Abdi Nor Iftin also came to America from Somalia, leaving his war-torn birth country after an idyllic childhood. Prentice Onayemi reads Iftin’s intense memoir, CALL ME AMERICAN, in a fine warm voice that equally graces the harrowing, joyful, and reflective parts of the story. Iftin himself reads the thoughtful epilogue in an enthusiastic headlong English that made me smile with pleasure and appreciation.
Getting to America has always been a challenge. Perhaps never more so than for those in Craig Childs’s fascinating adventure-science book, ATLAS OF A LOST WORLD. Excellently read by the author with a clear and easygoing delivery, this is a time-travel voyage back over 20,000 years to walk beside the ancestors of the continent’s indigenous people.

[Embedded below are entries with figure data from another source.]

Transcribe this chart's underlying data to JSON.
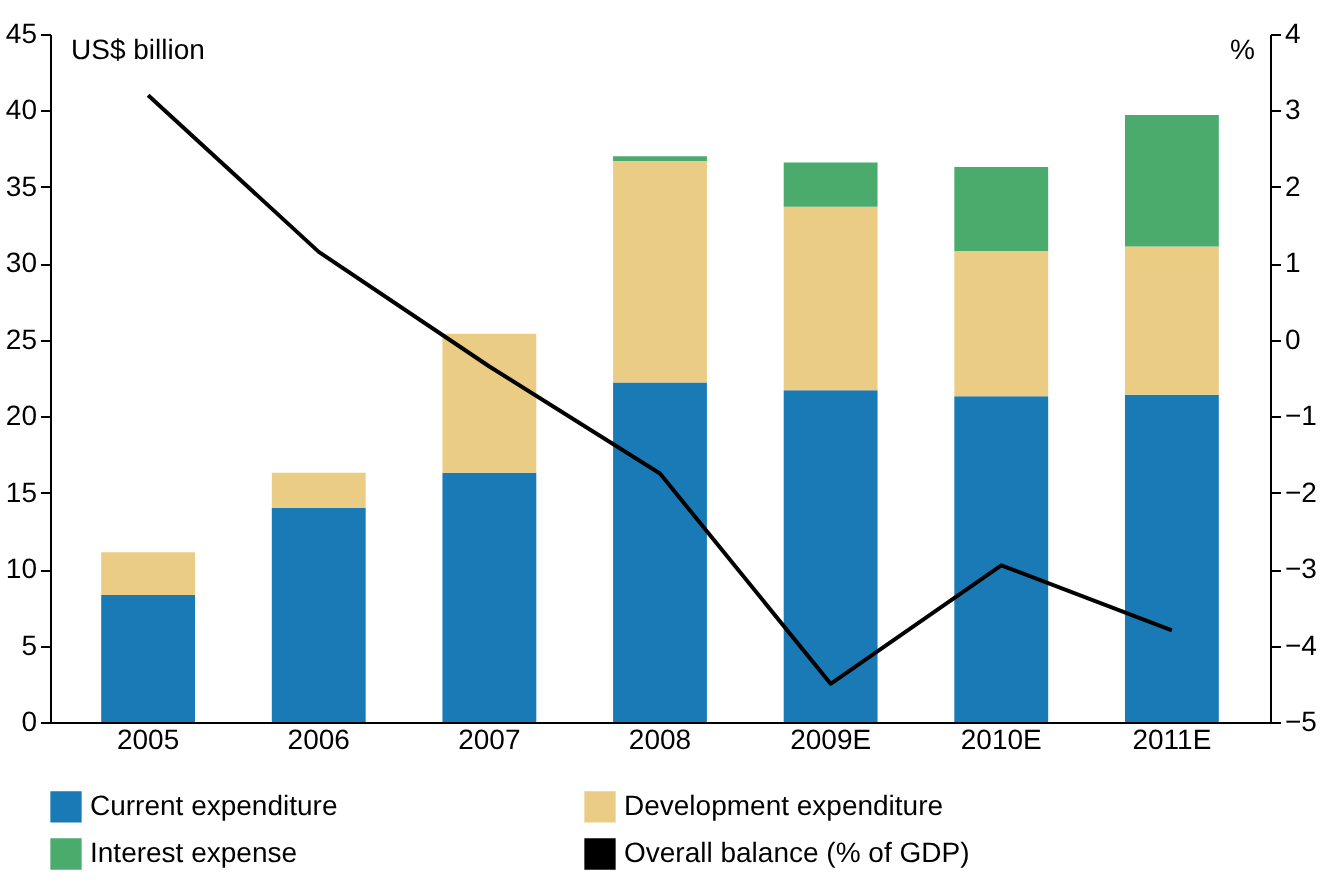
{
  "chart_data": {
    "type": "bar",
    "stacked": true,
    "categories": [
      "2005",
      "2006",
      "2007",
      "2008",
      "2009E",
      "2010E",
      "2011E"
    ],
    "ylabel": "US$ billion",
    "y2label": "%",
    "ylim": [
      0,
      45
    ],
    "yticks": [
      0,
      5,
      10,
      15,
      20,
      25,
      30,
      35,
      40,
      45
    ],
    "y2lim": [
      -5,
      4
    ],
    "y2ticks": [
      -5,
      -4,
      -3,
      -2,
      -1,
      0,
      1,
      2,
      3,
      4
    ],
    "grid": false,
    "legend": "bottom",
    "series": [
      {
        "name": "Current expenditure",
        "color": "#1a7ab5",
        "values": [
          8.3,
          14.0,
          16.3,
          22.2,
          21.7,
          21.3,
          21.4
        ]
      },
      {
        "name": "Development expenditure",
        "color": "#ebcc84",
        "values": [
          2.8,
          2.3,
          9.1,
          14.5,
          12.0,
          9.5,
          9.7
        ]
      },
      {
        "name": "Interest expense",
        "color": "#4aab6d",
        "values": [
          null,
          null,
          null,
          0.3,
          2.9,
          5.5,
          8.6
        ]
      },
      {
        "name": "Overall balance (% of GDP)",
        "color": "#000000",
        "type": "line",
        "axis": "y2",
        "values": [
          3.2,
          1.15,
          -0.35,
          -1.75,
          -4.5,
          -2.95,
          -3.8
        ]
      }
    ]
  }
}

Childs mixes the newest archeological and anthropological findings with his own hardy travels and observations, creating a world-class tour of ice-age America that made me want to slow down and savor the trip.

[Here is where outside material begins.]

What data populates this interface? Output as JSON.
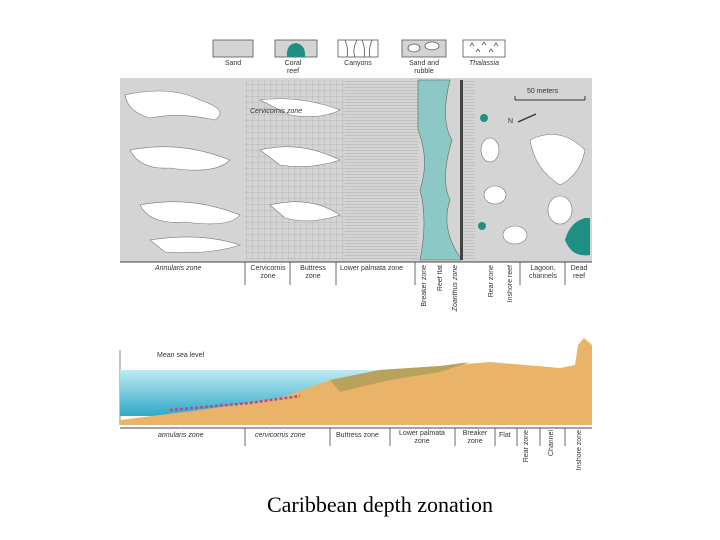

Yelena Akhtiorskaya’s PANIC IN A SUITCASE is an often hilarious, occasionally heartbreaking debut novel of the Eastern European immigrant experience. In this case, it’s the Nasmertov family from Odessa, who settle among other Ukrainian Jews in Brighton Beach, where they struggle with being both themselves and also new Americans. Stefan Rudnicki’s Earphones Award performance emphasizes the story’s depth of humor and lightning-swift emotions, capturing the heart and not letting go.
The ten interlinked stories in Akil Kumarasamy’s debut collection, HALF GODS, explore the past and present lives of a Sri Lankan family now settled in New Jersey. They remember, move forward, mourn, and celebrate, mixing today and yesterday in the way that we all must, for we’re each alive because of what came before. It’s a bittersweet intergenerational tale that feels at once realistic and magical. Priya Ayyar and Vikas Adam, who share the narration, offer a fine performance of Kumarasamy’s lapidary prose.
Finally, a classic that is forever relevant. ROOTS, the novelized history of Alex Haley’s enslaved ancestors, won the 1976 Pulitzer Prize, and thirty years later, an Earphones Award for Avery Brooks’s performance of the audiobook. Like a conjurer, his rich voice summons the lives of enslaved African Kunte Kinte and his American descendants. Listening, I realized again why ROOTS was such a big deal. It’s still a big deal. And a transfixing listen.